Research
Research Areas and Resources
The MS EE degree offers emphases in the areas of communications and applied electromagnetics and embedded systems and control systems. In addition to the more discipline-specific equipment listed below, the ECE department has well-equipped laboratories of networked PCs, general purpose test and measurement equipment such as high-speed oscilloscopes, arbitrary function generators, logic analyzers, and printed circuit board prototyping machines and software.
Research activities in the communications and applied electromagnetics area include:
compact and reconfigurable antennas, electromagnetic propulsion of space sailcraft, engineered electromagnetic materials using active and passive circuit particles, and ultra-wideband and ground-penetrating radar.
Resources in support of this program include a number of vector network analyzers, impedance analyzers, Agilent Advanced Design System, Microwave Studio, and IE3D. In addition, the Steven P. Miller Endowed Chair in electrical engineering was established in 2001 to support telecommunications in the ECE department.

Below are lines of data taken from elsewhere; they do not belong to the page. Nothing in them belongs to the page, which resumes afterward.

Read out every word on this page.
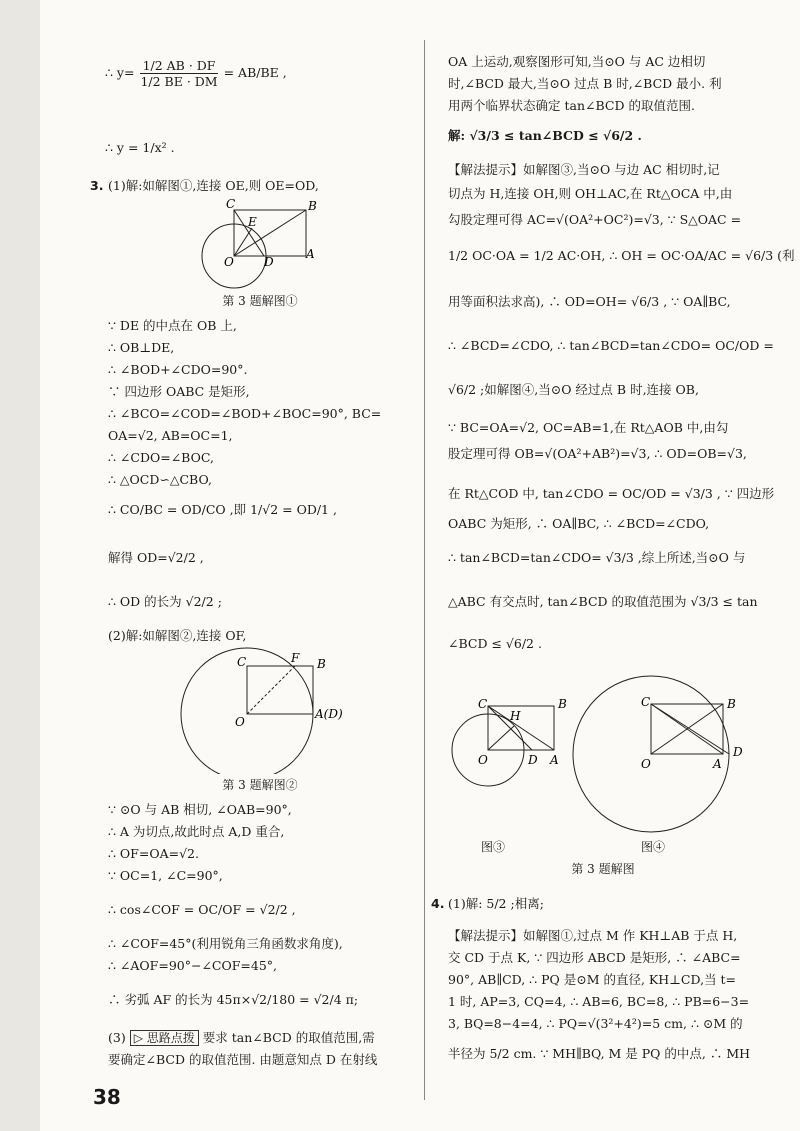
∴ $y= \frac{1/2 AB \cdot DF}{1/2 BE \cdot DM} = AB/BE$ ,
∴ y = 1/x² .
3. (1)解:如解图①,连接 OE,则 OE=OD,
C	B
E
O	D
A
第 3 题解图①
∵ DE 的中点在 OB 上,
∴ OB⊥DE,
∴ ∠BOD+∠CDO=90°.
∵ 四边形 OABC 是矩形,
∴ ∠BCO=∠COD=∠BOD+∠BOC=90°, BC=
OA=√2, AB=OC=1,
∴ ∠CDO=∠BOC,
∴ △OCD∽△CBO,
∴ CO/BC = OD/CO ,即 1/√2 = OD/1 ,
解得 OD=√2/2 ,
∴ OD 的长为 √2/2 ;
(2)解:如解图②,连接 OF,
C	F B
O
A(D)
第 3 题解图②
∵ ⊙O 与 AB 相切, ∠OAB=90°,
∴ A 为切点,故此时点 A,D 重合,
∴ OF=OA=√2.
∵ OC=1, ∠C=90°,
∴ cos∠COF = OC/OF = √2/2 ,
∴ ∠COF=45°(利用锐角三角函数求角度),
∴ ∠AOF=90°−∠COF=45°,
∴ 劣弧 AF 的长为 45π×√2/180 = √2/4 π;
(3) ▷ 思路点拨 要求 tan∠BCD 的取值范围,需
要确定∠BCD 的取值范围. 由题意知点 D 在射线
38
OA 上运动,观察图形可知,当⊙O 与 AC 边相切
时,∠BCD 最大,当⊙O 过点 B 时,∠BCD 最小. 利
用两个临界状态确定 tan∠BCD 的取值范围.
解: √3/3 ≤ tan∠BCD ≤ √6/2 .
【解法提示】如解图③,当⊙O 与边 AC 相切时,记
切点为 H,连接 OH,则 OH⊥AC,在 Rt△OCA 中,由
勾股定理可得 AC=√(OA²+OC²)=√3, ∵ S△OAC =
1/2 OC·OA = 1/2 AC·OH, ∴ OH = OC·OA/AC = √6/3 (利
用等面积法求高), ∴ OD=OH= √6/3 , ∵ OA∥BC,
∴ ∠BCD=∠CDO, ∴ tan∠BCD=tan∠CDO= OC/OD =
√6/2 ;如解图④,当⊙O 经过点 B 时,连接 OB,
∵ BC=OA=√2, OC=AB=1,在 Rt△AOB 中,由勾
股定理可得 OB=√(OA²+AB²)=√3, ∴ OD=OB=√3,
在 Rt△COD 中, tan∠CDO = OC/OD = √3/3 , ∵ 四边形
OABC 为矩形, ∴ OA∥BC, ∴ ∠BCD=∠CDO,
∴ tan∠BCD=tan∠CDO= √3/3 ,综上所述,当⊙O 与
△ABC 有交点时, tan∠BCD 的取值范围为 √3/3 ≤ tan
∠BCD ≤ √6/2 .
C
H
B
O	D A
图③
C	B
O	A
D
图④
第 3 题解图
4. (1)解: 5/2 ;相离;
【解法提示】如解图①,过点 M 作 KH⊥AB 于点 H,
交 CD 于点 K, ∵ 四边形 ABCD 是矩形, ∴ ∠ABC=
90°, AB∥CD, ∴ PQ 是⊙M 的直径, KH⊥CD,当 t=
1 时, AP=3, CQ=4, ∴ AB=6, BC=8, ∴ PB=6−3=
3, BQ=8−4=4, ∴ PQ=√(3²+4²)=5 cm, ∴ ⊙M 的
半径为 5/2 cm. ∵ MH∥BQ, M 是 PQ 的中点, ∴ MH
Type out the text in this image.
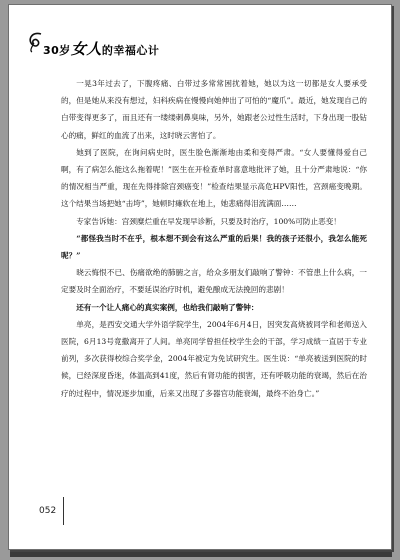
30岁女人的幸福心计

一晃3年过去了，下腹疼痛、白带过多常常困扰着她，她以为这一切都是女人要承受的，但是她从来没有想过，妇科疾病在慢慢向她伸出了可怕的“魔爪”。最近，她发现自己的白带变得更多了，而且还有一缕缕刺鼻臭味，另外，她跟老公过性生活时，下身出现一股钻心的痛，鲜红的血流了出来，这时晓云害怕了。

她到了医院，在询问病史时，医生脸色渐渐地由柔和变得严肃。“女人要懂得爱自己啊，有了病怎么能这么拖着呢！”医生在开检查单时喜意地批评了她，且十分严肃地说：“你的情况相当严重，现在先得排除宫颈癌变！”检查结果显示高危HPV阳性，宫颈癌变晚期。这个结果当场把她“击垮”，她顿时瘫软在地上，她悲痛得泪流满面……

专家告诉她：宫颈糜烂重在早发现早诊断，只要及时治疗，100%可防止恶变！

“都怪我当时不在乎，根本想不到会有这么严重的后果！我的孩子还很小，我怎么能死呢？”

晓云悔恨不已、伤痛欲绝的肺腑之言，给众多朋友们敲响了警钟：不管患上什么病，一定要及时全面治疗，不要延误治疗时机，避免酿成无法挽回的悲剧！

还有一个让人痛心的真实案例，也给我们敲响了警钟：

单亮，是西安交通大学外语学院学生，2004年6月4日，因突发高烧被同学和老师送入医院，6月13号竟撒离开了人间。单亮同学曾担任校学生会的干部，学习成绩一直居于专业前列，多次获得校综合奖学金，2004年被定为免试研究生。医生说：“单亮被送到医院的时候，已经深度昏迷，体温高到41度，然后有肾功能的损害，还有呼吸功能的衰竭，然后在治疗的过程中，情况逐步加重，后来又出现了多器官功能衰竭，最终不治身亡。”

052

Research activities in the embedded systems and signal processing area include:
neural network and fuzzy logic chips, computationally intelligent systems, FPGA- and CPLD-based embedded system design, fault tolerant computer systems, residue and pseudo-floating point number architectures, pattern recognition, system identification, wavelet signal processing and adaptive signal processing.
Resources in support of this program include logic analyzers, a variety of microcontroller and microprocessor development systems, FPGA and CPLD prototyping boards, VHDL and Verilog compilers, Analog Devices DSP development tools, Mentor Graphics Computer Aided Design Toolset, a variety of microchip fabrication equipment, and printed circuit board manufacturing equipment.
Research activities in the area of control systems include:
robotics, machine control, fuzzy logic control, nonlinear and adaptive control, modeling of power systems, power systems stability, generator dynamics, fault analysis, and wind power. In addition, a number of robotics projects are performed in association with the School of Mines Center of Excellence in Advanced Manufacturing and Production (CAMP).